I've tried the following:

  • Match date on "@timestamp" in the filter section
  • Add the old filter back in its current state
  • Set manage_template to false in the ES output section
  • Remove the index line from the ES output section

Please let me know if there's any more info I can provide. I'm admittedly weak at Logstash and grok so this might be super obvious, but most of what I've been able to find online deals with either an old version of ELK or using Filebeats as inputs. Thank you.

2

If you are planning to use curator to rotate indexes then you should disable ILM.

3

Thanks for the reply - I actually didn't know this existed.

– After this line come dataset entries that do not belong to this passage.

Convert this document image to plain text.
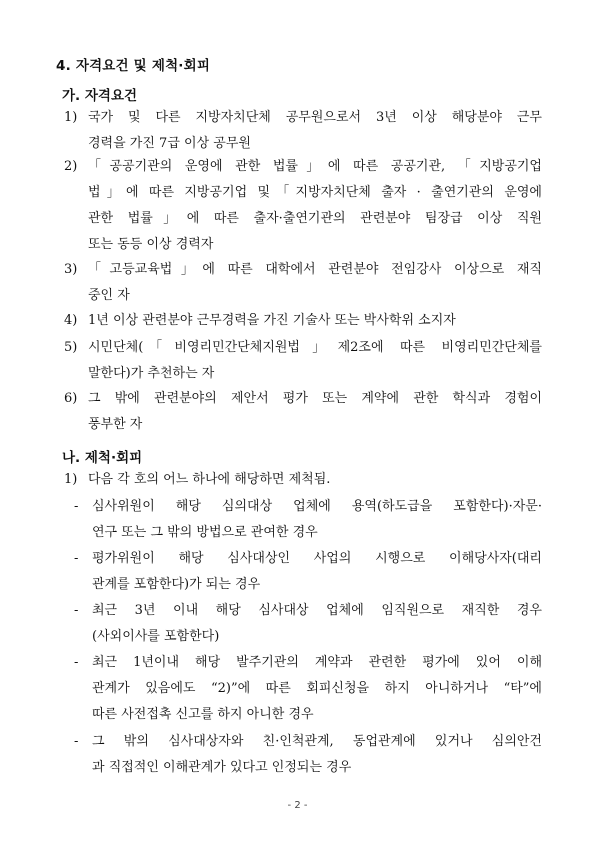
4. 자격요건 및 제척·회피
가. 자격요건
1) 국가 및 다른 지방자치단체 공무원으로서 3년 이상 해당분야 근무
경력을 가진 7급 이상 공무원
2) 「공공기관의 운영에 관한 법률」에 따른 공공기관, 「지방공기업
법」에 따른 지방공기업 및「지방자치단체 출자 · 출연기관의 운영에
관한 법률」에 따른 출자·출연기관의 관련분야 팀장급 이상 직원
또는 동등 이상 경력자
3) 「고등교육법」에 따른 대학에서 관련분야 전임강사 이상으로 재직
중인 자
4) 1년 이상 관련분야 근무경력을 가진 기술사 또는 박사학위 소지자
5) 시민단체(「비영리민간단체지원법」제2조에 따른 비영리민간단체를
말한다)가 추천하는 자
6) 그 밖에 관련분야의 제안서 평가 또는 계약에 관한 학식과 경험이
풍부한 자
나. 제척·회피
1) 다음 각 호의 어느 하나에 해당하면 제척됨.
-	심사위원이 해당 심의대상 업체에 용역(하도급을 포함한다)·자문·
연구 또는 그 밖의 방법으로 관여한 경우
-	평가위원이 해당 심사대상인 사업의 시행으로 이해당사자(대리
관계를 포함한다)가 되는 경우
-	최근 3년 이내 해당 심사대상 업체에 임직원으로 재직한 경우
(사외이사를 포함한다)
-	최근 1년이내 해당 발주기관의 계약과 관련한 평가에 있어 이해
관계가 있음에도 “2)”에 따른 회피신청을 하지 아니하거나 “타”에
따른 사전접촉 신고를 하지 아니한 경우
-	그 밖의 심사대상자와 친·인척관계, 동업관계에 있거나 심의안건
과 직접적인 이해관계가 있다고 인정되는 경우
- 2 -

I might look into using this instead of Curator, seems like it might be better, but I think my problem still exists; even with ILM, it would just delete the entire logstash index, which could contain many days/weeks worth of logs. Am I understanding that correctly?

4

No, that is not correct. By default it will rollover when the index either reaches 50 GB or is 30 days old. You can change those numbers and do time-only or size-only rolling. So you can certainly do one index per day.

ILM can also do other things that curator was useful for, like merging rolled indexes into a single segment.

5

My concern is that logs created on different days will have the same index name (logstash) rather than an index name that is unique to their day (logstash-2019-12-10, etc.) So if ILM rotates at some amount of time, then the entire logstash index and its associated logs would be deleted, rather than just the index specific to that log.

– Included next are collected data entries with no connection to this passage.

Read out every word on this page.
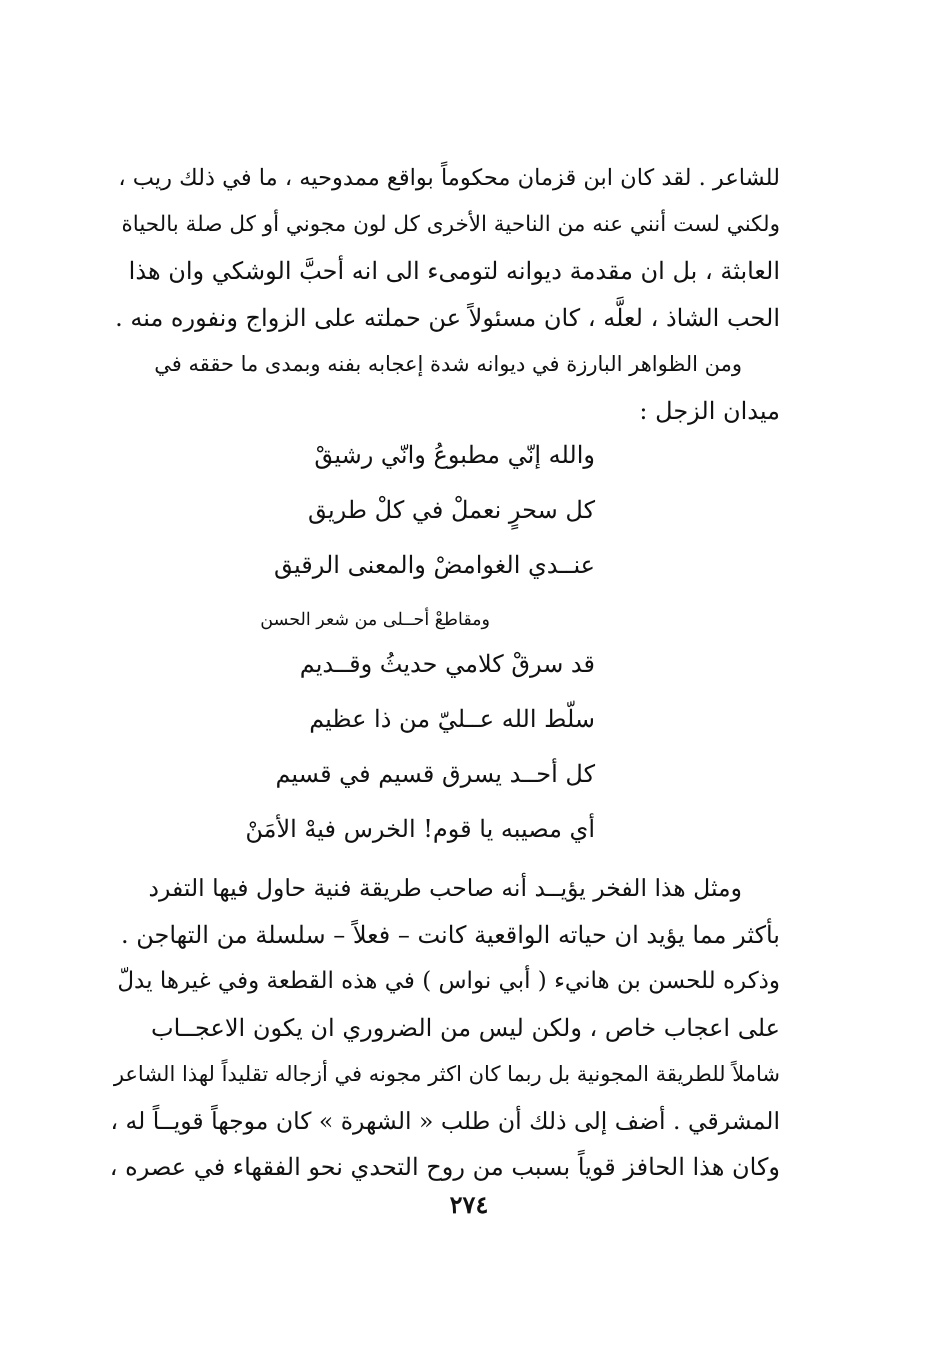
للشاعر . لقد كان ابن قزمان محكوماً بواقع ممدوحيه ، ما في ذلك ريب ،
ولكني لست أنني عنه من الناحية الأخرى كل لون مجوني أو كل صلة بالحياة
العابثة ، بل ان مقدمة ديوانه لتومىء الى انه أحبَّ الوشكي وان هذا
الحب الشاذ ، لعلَّه ، كان مسئولاً عن حملته على الزواج ونفوره منه .
ومن الظواهر البارزة في ديوانه شدة إعجابه بفنه وبمدى ما حققه في
ميدان الزجل :
والله إنّي مطبوعُ وانّي رشيقْ
كل سحرٍ نعملْ في كلْ طريق
عنــدي الغوامضْ والمعنى الرقيق
ومقاطعْ أحــلى من شعر الحسن
قد سرقْ كلامي حديثُ وقــديم
سلّط الله عــليّ من ذا عظيم
كل أحــد يسرق قسيم في قسيم
أي مصيبه يا قوم! الخرس فيهْ الأمَنْ
ومثل هذا الفخر يؤيــد أنه صاحب طريقة فنية حاول فيها التفرد
بأكثر مما يؤيد ان حياته الواقعية كانت – فعلاً – سلسلة من التهاجن .
وذكره للحسن بن هانيء ( أبي نواس ) في هذه القطعة وفي غيرها يدلّ
على اعجاب خاص ، ولكن ليس من الضروري ان يكون الاعجــاب
شاملاً للطريقة المجونية بل ربما كان اكثر مجونه في أزجاله تقليداً لهذا الشاعر
المشرقي . أضف إلى ذلك أن طلب « الشهرة » كان موجهاً قويــاً له ،
وكان هذا الحافز قوياً بسبب من روح التحدي نحو الفقهاء في عصره ،
٢٧٤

Does ILM have some role in the name of the index when logs are outputted from Logstash to Elasticsearch? I assumed it happened somewhere between the filter and output phase of Logstash processing. The docs even say that the default value for the index field in the elasticsearch output is "logstash-%{+YYYY.MM.dd}", which is what I'd expect.

6

The index option to the output is ignored if ILM is enabled.

To your first point, if ILM worked like that then it would be useless. It does not work like that. Indexes are renamed as they rollover. Trust me, it can be configured to do what you want.

7

Great, I'll give it a try. Thank you for your help!

8

This topic was automatically closed 28 days after the last reply. New replies are no longer allowed.